Far from being a “thing that exists out there”, in space at any finite time, it turns out that the event horizon is correctly described as an event—an occurrence—that happens at the end of the universe, when cosmic time finally runs out.
Comments regarding the traditional description
Black hole event horizons have traditionally not been described this way. Commonly, the event when the collapsing star shrinks to its own event horizon radius is treated as temporally (in the geometric sense) “earlier” than “later” horizon crossing events, and the event horizon is thought of as a thing that “exists, out there” in our universe.

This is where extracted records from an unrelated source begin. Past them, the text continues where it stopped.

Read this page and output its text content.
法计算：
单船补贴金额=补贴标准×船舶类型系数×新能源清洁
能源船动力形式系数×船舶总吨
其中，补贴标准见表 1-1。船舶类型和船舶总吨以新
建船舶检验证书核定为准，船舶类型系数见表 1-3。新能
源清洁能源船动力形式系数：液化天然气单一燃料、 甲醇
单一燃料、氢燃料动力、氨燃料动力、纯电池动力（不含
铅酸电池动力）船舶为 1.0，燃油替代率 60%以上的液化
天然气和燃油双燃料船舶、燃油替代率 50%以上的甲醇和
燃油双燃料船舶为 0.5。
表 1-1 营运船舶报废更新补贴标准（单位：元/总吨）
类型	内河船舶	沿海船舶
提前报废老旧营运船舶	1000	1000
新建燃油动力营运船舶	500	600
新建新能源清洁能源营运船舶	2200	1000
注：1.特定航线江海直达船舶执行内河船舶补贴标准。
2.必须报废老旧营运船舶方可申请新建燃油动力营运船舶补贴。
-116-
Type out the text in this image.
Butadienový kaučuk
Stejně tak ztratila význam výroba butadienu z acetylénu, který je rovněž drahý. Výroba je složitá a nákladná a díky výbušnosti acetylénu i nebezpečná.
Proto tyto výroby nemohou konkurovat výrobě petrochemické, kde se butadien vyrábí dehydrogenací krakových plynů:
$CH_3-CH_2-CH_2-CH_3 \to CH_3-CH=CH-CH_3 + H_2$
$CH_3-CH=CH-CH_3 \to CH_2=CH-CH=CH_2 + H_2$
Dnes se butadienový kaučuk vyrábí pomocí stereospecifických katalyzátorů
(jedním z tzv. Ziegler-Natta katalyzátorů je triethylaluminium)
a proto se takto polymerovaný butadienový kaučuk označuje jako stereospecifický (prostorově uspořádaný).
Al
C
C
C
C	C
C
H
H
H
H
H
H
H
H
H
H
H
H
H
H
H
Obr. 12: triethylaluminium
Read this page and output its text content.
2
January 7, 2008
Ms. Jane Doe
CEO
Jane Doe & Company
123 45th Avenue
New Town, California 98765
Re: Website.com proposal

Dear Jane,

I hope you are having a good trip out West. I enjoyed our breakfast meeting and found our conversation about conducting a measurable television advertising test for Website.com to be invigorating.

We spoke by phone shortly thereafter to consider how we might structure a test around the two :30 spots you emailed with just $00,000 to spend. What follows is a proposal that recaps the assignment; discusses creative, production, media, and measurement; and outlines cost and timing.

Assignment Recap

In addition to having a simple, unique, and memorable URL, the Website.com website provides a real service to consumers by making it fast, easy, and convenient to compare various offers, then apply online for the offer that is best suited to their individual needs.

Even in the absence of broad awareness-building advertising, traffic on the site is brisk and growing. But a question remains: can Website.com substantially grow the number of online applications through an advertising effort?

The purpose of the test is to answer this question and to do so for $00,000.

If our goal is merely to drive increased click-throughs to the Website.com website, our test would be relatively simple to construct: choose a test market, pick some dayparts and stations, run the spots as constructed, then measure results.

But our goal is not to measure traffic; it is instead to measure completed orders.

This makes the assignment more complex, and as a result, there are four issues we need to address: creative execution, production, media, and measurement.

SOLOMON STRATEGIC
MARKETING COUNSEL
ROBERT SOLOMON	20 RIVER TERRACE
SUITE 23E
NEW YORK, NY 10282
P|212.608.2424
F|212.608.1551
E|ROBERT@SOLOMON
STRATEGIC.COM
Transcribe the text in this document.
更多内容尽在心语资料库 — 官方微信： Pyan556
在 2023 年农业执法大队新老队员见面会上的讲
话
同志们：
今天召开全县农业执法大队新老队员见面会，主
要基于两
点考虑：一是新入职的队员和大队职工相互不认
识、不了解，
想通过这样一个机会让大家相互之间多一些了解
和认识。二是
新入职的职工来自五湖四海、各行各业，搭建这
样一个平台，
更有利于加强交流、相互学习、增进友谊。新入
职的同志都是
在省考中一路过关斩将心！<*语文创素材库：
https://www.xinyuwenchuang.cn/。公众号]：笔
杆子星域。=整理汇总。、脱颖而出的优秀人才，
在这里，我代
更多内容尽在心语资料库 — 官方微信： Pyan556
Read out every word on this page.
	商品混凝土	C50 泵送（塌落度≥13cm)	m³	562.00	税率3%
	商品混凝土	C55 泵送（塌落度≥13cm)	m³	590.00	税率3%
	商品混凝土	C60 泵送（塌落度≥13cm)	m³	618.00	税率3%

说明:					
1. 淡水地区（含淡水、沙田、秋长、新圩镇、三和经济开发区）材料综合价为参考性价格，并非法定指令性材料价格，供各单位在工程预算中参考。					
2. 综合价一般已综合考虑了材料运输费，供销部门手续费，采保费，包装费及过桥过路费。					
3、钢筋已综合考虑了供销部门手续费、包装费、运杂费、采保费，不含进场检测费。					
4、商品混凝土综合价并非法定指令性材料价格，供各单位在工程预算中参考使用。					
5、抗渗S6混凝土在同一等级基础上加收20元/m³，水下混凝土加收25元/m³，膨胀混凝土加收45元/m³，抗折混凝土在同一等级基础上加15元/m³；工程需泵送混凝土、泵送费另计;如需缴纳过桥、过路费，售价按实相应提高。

But in this paper of mine, I proved that this is a misinterpretation of the geometry — which is likely due to the misleading nature of projections we often use to represent it. You see, in general relativity we represent curved spacetime geometries by projecting them onto flat planes, much like the Earth’s curved surface can be projected to a flat plane to create maps — the Mercator projection being the most common of these. Such projections distort the underlying geometry in various ways, but they are really just representations of the four-dimensional curved spacetime geometry — and there are fixed geometric properties, called invariants, that must hold true no matter which projection is used.

And a particularly significant invariant property of the geometries that describe gravitational collapse is that there is zero geometrical separation among the events that make up their event horizons. They are individual events, they have causal order, but they’re all coincident occurrences. They all happen at the same place at the same time, in a geometrically invariant sense.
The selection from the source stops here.